Chaque génération livra sa bataille, et chaque fois les audacieux furent les vainqueurs : leurs victoires demeurent, alors que les faits historiques s'éloignent et s'estompent dans le passé. La lutte pour l'innovation animait, de vingt en vingt ans, les jeunes hommes pour qui audace signifiait bravoure, enthousiasme, désintéressement, clairvoyance.
Tantôt au nom de la tradition, tantôt au nom de la convention ou de la morale, de nouveaux ennemis se dressaient en face de chaque création nouvelle. Du soir d'Hernani aux soirs du Théâtre-Libre ou de l'OEuvre, du romantisme au symbolisme, de Flaubert à Zola, de Delacroix à Monet et à Gauguin, de Carpeaux à Rodin, on lutta.
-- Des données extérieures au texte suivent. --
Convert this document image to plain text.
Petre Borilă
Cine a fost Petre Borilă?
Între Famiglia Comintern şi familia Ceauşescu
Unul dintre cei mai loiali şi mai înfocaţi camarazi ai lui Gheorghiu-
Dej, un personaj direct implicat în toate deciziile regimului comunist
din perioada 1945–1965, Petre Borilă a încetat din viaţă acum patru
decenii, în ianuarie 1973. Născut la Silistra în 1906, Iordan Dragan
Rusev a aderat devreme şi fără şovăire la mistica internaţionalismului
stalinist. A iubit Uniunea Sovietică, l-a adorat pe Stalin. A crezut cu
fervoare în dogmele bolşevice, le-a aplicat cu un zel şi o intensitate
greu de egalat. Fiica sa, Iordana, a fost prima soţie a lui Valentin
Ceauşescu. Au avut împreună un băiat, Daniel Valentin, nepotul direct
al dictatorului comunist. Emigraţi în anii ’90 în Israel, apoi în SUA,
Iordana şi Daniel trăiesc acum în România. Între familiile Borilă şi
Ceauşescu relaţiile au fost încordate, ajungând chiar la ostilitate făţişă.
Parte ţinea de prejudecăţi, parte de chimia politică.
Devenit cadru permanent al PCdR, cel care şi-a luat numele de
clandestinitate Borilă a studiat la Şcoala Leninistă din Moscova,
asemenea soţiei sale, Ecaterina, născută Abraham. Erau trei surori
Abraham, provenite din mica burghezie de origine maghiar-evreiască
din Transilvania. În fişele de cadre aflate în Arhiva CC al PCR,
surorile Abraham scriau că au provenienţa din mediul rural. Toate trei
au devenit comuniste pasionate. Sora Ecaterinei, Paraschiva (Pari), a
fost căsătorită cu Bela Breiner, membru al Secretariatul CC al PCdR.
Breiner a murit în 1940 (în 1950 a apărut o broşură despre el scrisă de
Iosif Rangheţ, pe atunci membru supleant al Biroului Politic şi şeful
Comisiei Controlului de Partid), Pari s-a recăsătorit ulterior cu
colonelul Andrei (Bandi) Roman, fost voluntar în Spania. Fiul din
On lutta autour de Michelet et de Renan. On lutta autour de Berlioz et de Wagner.
Les novateurs ne se découragèrent point : chaque génération apporta ses poignées de semence ou ses brassées de gerbes, - idées jeunes, doctrines nouvelles, frissons nouveaux, rythmes nouveaux. Mais ni la bourgeoisie, — au sens où Flaubert entendait ce terme — ni la critique officielle ne désarmèrent. Tannhauser fut sifflé et bafoué ; les maîtres de l'impressionnisme virent leurs toiles radieuses exclues des Salons et des Galeries nationales, quand déjà les grands musées de l'étranger s'enorgueillissaient de les accueillir ; Becque connut le dénigrement et la misère, alors qu'une dramaturgie magnifique allait naître de son œuvre ; Zola dut frayer sa route glorieuse à travers un amoncellement de sottise et de haine ; Verlaine, Mallarmé, Gourmont, partout ailleurs commentés et imités, n'étaient admirés chez nous que d'une élite frondeuse et fervente. La guerre rageuse ou sournoise continuait contre toute révélation de valeurs inconnues.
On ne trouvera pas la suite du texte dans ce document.